За поскотиной догнал его Платон Волокитин на громыхающей телеге.
– Здоровенько, Елисей Петрович! Размяться, говоришь, поехал?
– Да вот вырвался кое-как. Мне атаманство вот где сидит, – похлопал себя Каргин по затылку. – Я ведь не богач, для меня оно чистый разор: дела не делаю и от дела не бегаю… А ты, говорят, всех обогнал?
Платон любил прихвастнуть. Рассмеявшись, он с готовностью сообщил:
– Да, не жалуюсь. Сто копен сметано и в кошенине лежит не меньше. Через недельку оно и конец. Покос мне хороший достался. Накошу нынче сена с избытком. Только бы вот дождя эти дни не было, а то попортит кошенину.
– Ну, тогда поторапливайся. Примечаю я, что без грозы сегодня не обойдется. Вишь, как парит, – сказал Каргин.

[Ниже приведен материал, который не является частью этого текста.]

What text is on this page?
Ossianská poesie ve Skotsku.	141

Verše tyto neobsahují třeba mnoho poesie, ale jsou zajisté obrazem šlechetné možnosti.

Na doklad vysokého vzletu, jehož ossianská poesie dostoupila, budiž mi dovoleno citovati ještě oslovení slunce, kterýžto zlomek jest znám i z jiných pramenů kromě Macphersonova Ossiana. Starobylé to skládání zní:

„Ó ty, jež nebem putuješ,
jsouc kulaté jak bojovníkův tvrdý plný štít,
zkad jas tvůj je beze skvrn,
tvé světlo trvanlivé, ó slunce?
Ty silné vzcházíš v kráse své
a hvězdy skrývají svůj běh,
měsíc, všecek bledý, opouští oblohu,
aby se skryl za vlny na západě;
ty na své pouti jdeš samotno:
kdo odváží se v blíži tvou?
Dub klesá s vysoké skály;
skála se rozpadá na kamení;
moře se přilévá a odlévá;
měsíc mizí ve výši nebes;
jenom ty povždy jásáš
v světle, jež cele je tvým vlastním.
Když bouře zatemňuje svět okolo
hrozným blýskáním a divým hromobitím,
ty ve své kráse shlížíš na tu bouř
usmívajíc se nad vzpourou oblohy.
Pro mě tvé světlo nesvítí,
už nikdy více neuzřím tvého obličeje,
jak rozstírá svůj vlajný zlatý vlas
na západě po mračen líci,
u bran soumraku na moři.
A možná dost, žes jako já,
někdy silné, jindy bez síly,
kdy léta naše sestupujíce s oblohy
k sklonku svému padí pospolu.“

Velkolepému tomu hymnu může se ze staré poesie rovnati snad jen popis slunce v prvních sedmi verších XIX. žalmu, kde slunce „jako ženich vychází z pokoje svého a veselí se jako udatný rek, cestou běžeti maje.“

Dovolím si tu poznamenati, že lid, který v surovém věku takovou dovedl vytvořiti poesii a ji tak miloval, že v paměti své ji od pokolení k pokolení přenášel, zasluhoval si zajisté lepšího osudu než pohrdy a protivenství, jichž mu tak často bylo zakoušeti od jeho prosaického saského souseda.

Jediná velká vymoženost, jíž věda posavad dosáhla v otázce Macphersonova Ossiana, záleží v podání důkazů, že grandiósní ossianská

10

На перекрестке Платон свернул налево.
– Прощевай пока, – приподнял он соломенную шляпу, – мне сюда.
– Подожди, подожди. Мне тебя спросить надо…
– О чем это? – обернулся к нему Платон, и самодовольная улыбка сразу слетела у него с лица.
– Что это у тебя в воскресенье за потасовка с кадровцами была?
– Да полезли они на меня по пьяной лавочке… Вот и поучил я их маленько.
– Маленько, говоришь? А у Палашки дверь вместе с косяками вывернул?
Смущенный Платон, то и дело моргая глазами, принялся оправдываться.
– А что же мне было делать, ежели они уцепились за дверь и уходить не желают?
– Сколько их было?
– Да, кажись, четверо. Путем я не разглядел: темно было. Я их сперва пробовал уговорить, да где там, подвыпили ребята и давай задираться. Обхватил я их всех руками, да и потянул – не особо чтобы здорово, а колоды-то возьми и вылети… Ребятки потом бить меня кинулись. Пришлось мне их через плетень покидать…
– А как же у Палашки ты оказался?
– Да ведь она мне кума. Зашел к ней, да и засиделся ради праздника, – врал Платон, боясь взглянуть на Каргина.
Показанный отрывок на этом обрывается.